После такой новости медоточивая улыбка нового знакомого уже не казалась приятной. «Ишь ты, какой знаток выискался, – подумал Бармин. – Всё-то он знает лучше нас, всё-то ему наперёд известно. Откуда такая сверхъестественная осведомленность?»

– Слушай, – обратился довольно холодно к непонятному приятелю. – Отдать паспорт в чужие руки – это одно дело, хотя тоже не очень умное, ну да ладно, бог с ним, а вот идти с тобой неизвестно куда, тратить время на получение неизвестно каких денег – ты не находишь, что за просто так – смешно?

Лицо третьекурсника тотчас изменилось. Стало холодно-непроницаемым, как у игроков в покер.

– Сколько? – спросил он, пряча глаза.

«Интересно, сколько денег там получать? Эх, была не была, попрошу-ка я…»

– Десять рублей.

Третьекурсник быстро кивнул, достал из заднего кармана несколько бумажек, нашёл десятку и тут же вручил Бармину со снисходительной улыбкой подпольного миллионера.

– Завтра в восемь встретимся у входа в общежитие. Желательно информацию не распространять, всё должно остаться между нами.

Назавтра они вместе с третьекурсником стояли в очереди в кассу какой-то ветхозаветной конторы с непроницаемо-шпионскими лицами. Хотя очередь была небольшой, ждать пришлось долго, потому что очередников рассчитывали подолгу.

Вдруг Бармин увидел на входе в коридор замдекана Хвостова. Тот шёл с нахмуренным и почти злым лицом. Этого ещё не хватало. Пристанет сейчас: «Что вы здесь делаете, товарищи студенты? Что за деньги получаете?» Как отвечать? Что сам не знаю, какие деньги получаю? Вляпался так вляпался. На все десять рублей. И надо же ему было сюда прийти. Как нюх имеет, где очередную неприятность Бармину устроить.
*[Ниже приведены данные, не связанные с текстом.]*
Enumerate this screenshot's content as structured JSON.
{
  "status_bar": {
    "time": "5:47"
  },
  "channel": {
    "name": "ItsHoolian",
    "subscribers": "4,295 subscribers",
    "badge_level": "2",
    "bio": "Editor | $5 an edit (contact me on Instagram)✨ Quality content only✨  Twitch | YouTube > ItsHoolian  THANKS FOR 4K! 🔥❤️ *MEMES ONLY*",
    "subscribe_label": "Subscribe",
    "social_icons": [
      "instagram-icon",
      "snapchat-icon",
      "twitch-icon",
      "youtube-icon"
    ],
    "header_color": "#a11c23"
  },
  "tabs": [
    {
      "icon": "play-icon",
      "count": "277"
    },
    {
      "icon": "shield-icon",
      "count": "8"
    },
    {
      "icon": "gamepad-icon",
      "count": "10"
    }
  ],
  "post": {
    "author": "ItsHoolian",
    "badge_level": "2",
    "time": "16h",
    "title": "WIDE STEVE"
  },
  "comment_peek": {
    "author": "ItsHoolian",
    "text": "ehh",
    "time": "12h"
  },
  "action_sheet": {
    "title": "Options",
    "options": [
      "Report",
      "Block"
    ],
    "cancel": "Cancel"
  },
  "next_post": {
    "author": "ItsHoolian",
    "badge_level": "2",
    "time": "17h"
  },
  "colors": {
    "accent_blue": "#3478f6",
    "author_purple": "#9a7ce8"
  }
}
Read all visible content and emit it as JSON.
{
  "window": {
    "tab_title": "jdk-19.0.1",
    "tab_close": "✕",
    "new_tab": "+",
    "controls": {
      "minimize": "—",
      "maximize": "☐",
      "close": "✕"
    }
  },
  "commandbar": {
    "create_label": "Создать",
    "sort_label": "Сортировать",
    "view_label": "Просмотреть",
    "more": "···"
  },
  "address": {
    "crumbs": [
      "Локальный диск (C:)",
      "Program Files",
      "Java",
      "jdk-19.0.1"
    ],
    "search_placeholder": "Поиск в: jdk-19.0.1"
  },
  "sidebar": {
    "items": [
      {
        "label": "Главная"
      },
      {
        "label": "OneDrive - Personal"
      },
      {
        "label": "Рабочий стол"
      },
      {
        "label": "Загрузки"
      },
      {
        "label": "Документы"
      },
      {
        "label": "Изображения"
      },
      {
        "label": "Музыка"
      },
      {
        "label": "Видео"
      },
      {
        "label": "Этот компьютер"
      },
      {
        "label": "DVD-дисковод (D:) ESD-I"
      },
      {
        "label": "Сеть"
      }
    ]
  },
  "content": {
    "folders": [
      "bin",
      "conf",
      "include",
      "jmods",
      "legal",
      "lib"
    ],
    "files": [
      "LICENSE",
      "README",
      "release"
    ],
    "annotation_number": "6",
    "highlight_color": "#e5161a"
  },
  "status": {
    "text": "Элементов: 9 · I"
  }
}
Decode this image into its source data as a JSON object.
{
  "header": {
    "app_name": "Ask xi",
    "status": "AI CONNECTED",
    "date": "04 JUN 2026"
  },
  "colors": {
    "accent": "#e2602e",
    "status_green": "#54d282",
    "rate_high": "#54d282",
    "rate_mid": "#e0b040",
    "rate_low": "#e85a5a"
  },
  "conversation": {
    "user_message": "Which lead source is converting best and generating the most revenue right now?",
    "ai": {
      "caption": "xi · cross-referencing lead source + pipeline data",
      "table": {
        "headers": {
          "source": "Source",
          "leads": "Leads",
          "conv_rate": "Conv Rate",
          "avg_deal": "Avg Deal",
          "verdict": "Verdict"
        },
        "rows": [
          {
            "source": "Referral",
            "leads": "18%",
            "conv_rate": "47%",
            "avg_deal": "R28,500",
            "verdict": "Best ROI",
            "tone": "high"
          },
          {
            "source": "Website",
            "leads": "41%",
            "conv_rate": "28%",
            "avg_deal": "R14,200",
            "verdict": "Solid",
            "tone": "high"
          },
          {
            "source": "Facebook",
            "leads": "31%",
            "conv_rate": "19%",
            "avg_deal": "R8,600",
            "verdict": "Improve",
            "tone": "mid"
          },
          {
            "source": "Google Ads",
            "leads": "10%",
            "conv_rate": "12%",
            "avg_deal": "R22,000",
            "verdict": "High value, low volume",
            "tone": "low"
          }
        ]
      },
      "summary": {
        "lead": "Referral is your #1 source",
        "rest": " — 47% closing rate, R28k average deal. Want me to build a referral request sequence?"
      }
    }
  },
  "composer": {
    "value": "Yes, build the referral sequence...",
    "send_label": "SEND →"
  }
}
Весь сжавшись, Юрик замер на месте, ожидая, пройдёт Хвостов мимо или нет?

– Получай теперь ты, – шепнул третьекурсник, отваливая в сторону от кассы.

Юрик протянул паспорт в окошко.

– Бармин Юрий Артурович? – ужасающе громко спросила бухгалтерша, взглядом над очками сверяя лицо с фотографией.

– Да.

– Ишь, молодой, а хваткий, – покачала она головой. – Распишитесь здесь.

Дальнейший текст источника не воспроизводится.